Jedes Sprechen, das sich nicht auf ein Du bezieht, ist für Ebner kein aktuales Sprechen und verharrt in der Ich-Einsamkeit. Aus ihm entwickeln sich die Kulturleistungen, die aber nicht wahre geistige Relität generieren, sondern einen „Traum vom Geist“. Ebner sieht selbst, dass er dem Grundwiderspruch, dass sein Werk als Philosophie auch Traum vom Geist ist, nicht entkommt. Freilich hat er darin eine gewisse Abhilfe geschaffen, dass er seiner Freundin Luise Karpischek aus den Fragmenten vorgelesen hat.

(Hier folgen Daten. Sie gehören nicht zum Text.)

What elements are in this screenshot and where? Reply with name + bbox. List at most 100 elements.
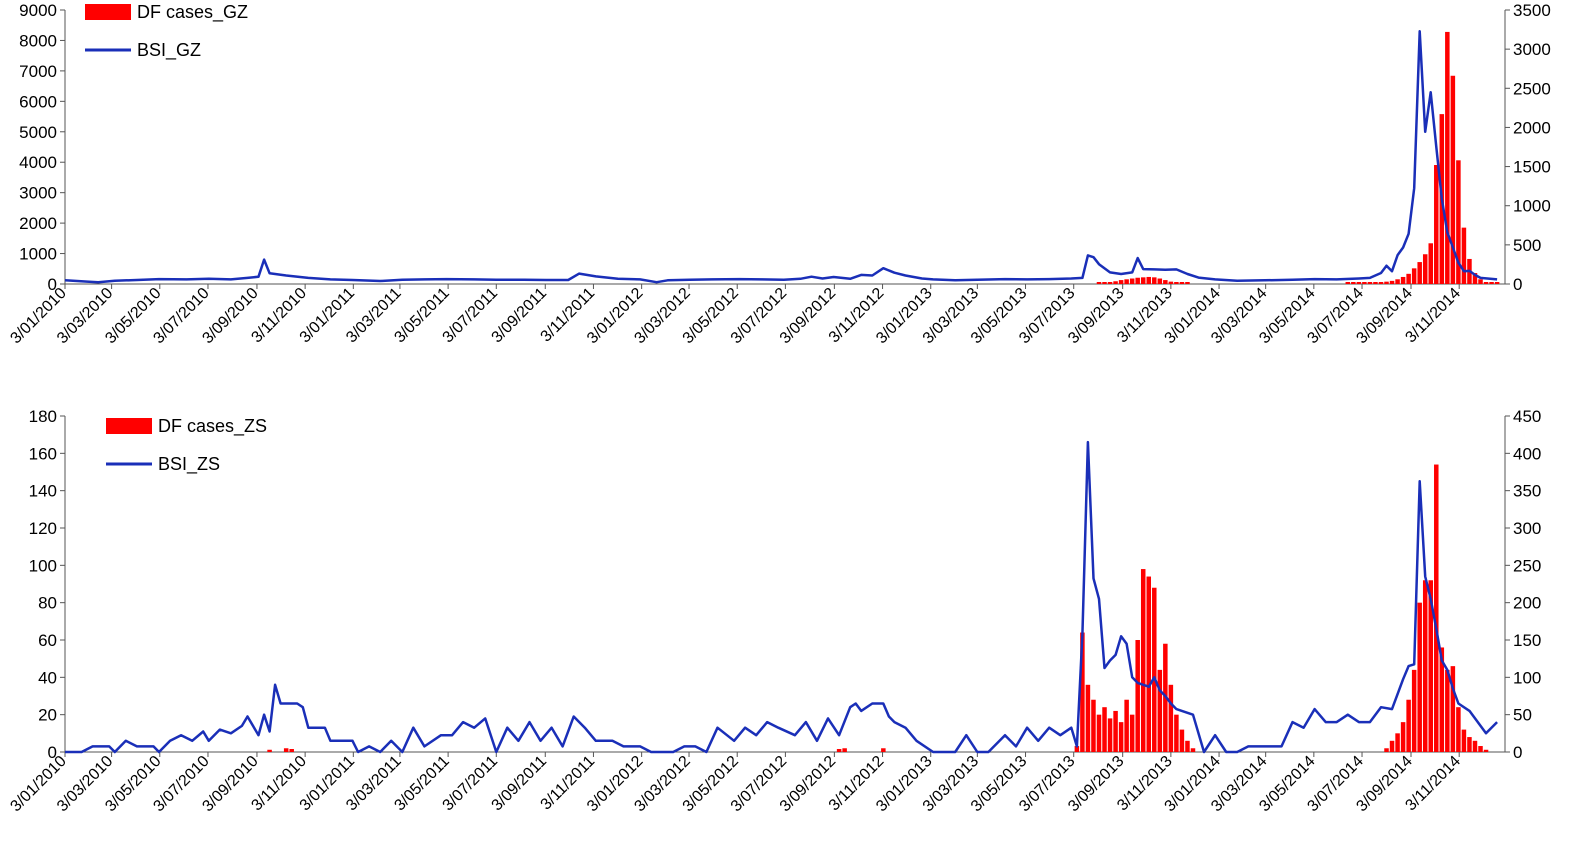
bar-df-cases-zs-3: [836, 749, 842, 752]
y-right-tick-label: 500: [1513, 236, 1541, 255]
y-right-tick-label: 1500: [1513, 158, 1551, 177]
bar-df-cases-gz-15: [1428, 243, 1433, 284]
bar-df-cases-zs-9: [1091, 699, 1096, 752]
y-right-tick-label: 300: [1513, 519, 1541, 538]
y-right-tick-label: 2500: [1513, 79, 1551, 98]
chart-panel-1: 0 1000 2000 3000 4000 5000 6000 7000 8000 9000 0 50…: [7, 1, 1550, 347]
bar-df-cases-zs-32: [1406, 699, 1411, 752]
legend-line-label: BSI_GZ: [137, 40, 201, 61]
bar-df-cases-gz-10: [1400, 276, 1406, 284]
bar-df-cases-gz-40: [1163, 280, 1168, 284]
bar-df-cases-gz-43: [1179, 282, 1185, 284]
bar-df-cases-zs-38: [1439, 647, 1445, 752]
bar-df-cases-zs-13: [1113, 710, 1118, 752]
bar-df-cases-zs-35: [1422, 580, 1428, 752]
bar-df-cases-zs-36: [1428, 580, 1433, 752]
y-left-tick-label: 0: [48, 275, 57, 294]
bar-df-cases-zs-5: [881, 748, 886, 752]
bar-df-cases-zs-25: [1179, 729, 1185, 752]
bar-df-cases-gz-28: [1096, 282, 1102, 284]
y-right-tick-label: 250: [1513, 556, 1541, 575]
line-bsi-zs: [65, 440, 1498, 754]
bar-df-cases-zs-20: [1152, 587, 1157, 752]
bar-df-cases-gz-9: [1395, 279, 1400, 284]
bar-df-cases-zs-33: [1411, 669, 1417, 752]
bar-df-cases-gz-1: [1351, 282, 1356, 284]
y-right-tick-label: 1000: [1513, 197, 1551, 216]
bar-df-cases-gz-35: [1135, 277, 1140, 284]
bar-df-cases-gz-33: [1124, 279, 1129, 284]
bar-df-cases-zs-14: [1118, 722, 1124, 752]
bar-df-cases-gz-2: [1356, 282, 1362, 284]
bar-df-cases-zs-17: [1135, 640, 1140, 752]
legend-bar-label: DF cases_GZ: [137, 2, 248, 23]
bar-df-cases-zs-27: [1190, 748, 1196, 752]
bar-df-cases-zs-24: [1174, 714, 1179, 752]
y-right-tick-label: 2000: [1513, 118, 1551, 137]
bar-df-cases-gz-37: [1146, 276, 1152, 284]
bar-df-cases-zs-39: [1445, 669, 1450, 752]
y-left-tick-label: 4000: [19, 153, 57, 172]
y-left-tick-label: 2000: [19, 214, 57, 233]
bar-df-cases-gz-30: [1107, 282, 1113, 284]
bar-df-cases-gz-18: [1445, 31, 1450, 285]
y-right-tick-label: 3000: [1513, 40, 1551, 59]
bar-df-cases-zs-43: [1467, 737, 1472, 752]
y-right-tick-label: 0: [1513, 275, 1522, 294]
legend-bar-label: DF cases_ZS: [158, 416, 267, 437]
bar-df-cases-zs-6: [1074, 746, 1080, 752]
bar-df-cases-gz-0: [1345, 282, 1351, 284]
bar-df-cases-zs-41: [1456, 707, 1461, 752]
y-left-tick-label: 0: [48, 743, 57, 762]
y-left-tick-label: 1000: [19, 245, 57, 264]
bar-df-cases-zs-4: [842, 748, 847, 752]
bar-df-cases-zs-7: [1080, 632, 1085, 752]
bar-df-cases-zs-11: [1102, 707, 1107, 752]
bar-df-cases-zs-34: [1417, 602, 1422, 752]
y-left-tick-label: 100: [29, 556, 57, 575]
y-left-tick-label: 180: [29, 407, 57, 426]
legend-1: DF cases_GZ BSI_GZ: [85, 2, 248, 61]
y-right-tick-label: 3500: [1513, 1, 1551, 20]
bar-df-cases-zs-37: [1434, 464, 1439, 752]
y-left-tick-label: 7000: [19, 62, 57, 81]
bar-df-cases-zs-44: [1472, 740, 1478, 752]
chart-panel-2: 0 20 40 60 80 100 120 140 160 180 0 50 100 150 200 250 3…: [7, 407, 1541, 815]
y-left-tick-label: 5000: [19, 123, 57, 142]
bar-df-cases-gz-6: [1378, 282, 1384, 284]
bar-df-cases-gz-27: [1494, 282, 1500, 284]
bar-df-cases-gz-36: [1140, 277, 1146, 284]
bar-df-cases-zs-30: [1395, 733, 1400, 752]
bar-df-cases-gz-11: [1406, 273, 1411, 284]
bar-df-cases-gz-4: [1367, 282, 1373, 284]
bar-df-cases-zs-42: [1461, 729, 1467, 752]
y-right-tick-label: 350: [1513, 482, 1541, 501]
y-right-tick-label: 0: [1513, 743, 1522, 762]
bar-df-cases-zs-16: [1129, 714, 1135, 752]
y-left-tick-label: 80: [38, 594, 57, 613]
bar-df-cases-gz-29: [1102, 282, 1107, 284]
legend-bar-swatch: [85, 4, 131, 20]
bar-df-cases-gz-3: [1362, 282, 1367, 284]
y-left-tick-label: 140: [29, 482, 57, 501]
bar-df-cases-zs-28: [1384, 748, 1389, 752]
bar-df-cases-gz-20: [1456, 160, 1461, 284]
bar-df-cases-gz-38: [1152, 277, 1157, 284]
y-left-tick-label: 40: [38, 668, 57, 687]
bar-df-cases-zs-31: [1400, 722, 1406, 752]
bar-df-cases-zs-18: [1140, 569, 1146, 752]
bar-df-cases-gz-42: [1174, 282, 1179, 284]
bar-df-cases-zs-26: [1185, 740, 1190, 752]
bar-df-cases-gz-26: [1489, 282, 1494, 284]
bar-df-cases-zs-46: [1483, 749, 1489, 752]
y-left-tick-label: 120: [29, 519, 57, 538]
bar-df-cases-zs-2: [289, 749, 294, 752]
bar-df-cases-gz-13: [1417, 262, 1422, 284]
bar-df-cases-gz-12: [1411, 268, 1417, 284]
bar-df-cases-gz-23: [1472, 273, 1478, 284]
y-left-tick-label: 8000: [19, 31, 57, 50]
bar-df-cases-zs-21: [1157, 669, 1163, 752]
y-left-tick-label: 60: [38, 631, 57, 650]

In den weiterführenden Fragestellungen ging Grimmlinger zunächst auf die Trennung zwischen dem personalen und dem sachlichen Bezug im Sprechen ein. Nach Grimmlinger müssen beide Faktoren aber zusammen gedacht werden: Es gibt nicht nur das Verhältnis zwischen Subjekt und Subjekt, sondern auch das zwischen Subjekt, Subjekt und Objekt. In jedem Wort steckt bereits ein sachlicher Bezug, in jedem einfachsten Satz der Zuwendung eines Ichs zu einem Du. Selbst in der Liebe steckt ein sachlicher Bezug, der sie von anderen Phänomenen wie Glaube oder Hass abgrenzt. In einem weiteren Kritikpunkt ging es um die Frage nach dem Verhältnis zwischen gesprochener Sprache und Schrift. Welche Bedeutung hat die Schrift im geistigen Sein? Kulturleistungen bedürfen zwar der schriftlichen Fixierung, aber sie beginnen erst auf der aktualen Ebene zu leben. Mozarts Requiem lebt erst, wenn es aufgeführt wird, auf und philosophische Schriften in der Bearbeitung durch andere. Es müsse also darum gehen, in einer Weiterführung der Gedanken Ebners sämtliche Weltbezüge des Geistes zu erfassen.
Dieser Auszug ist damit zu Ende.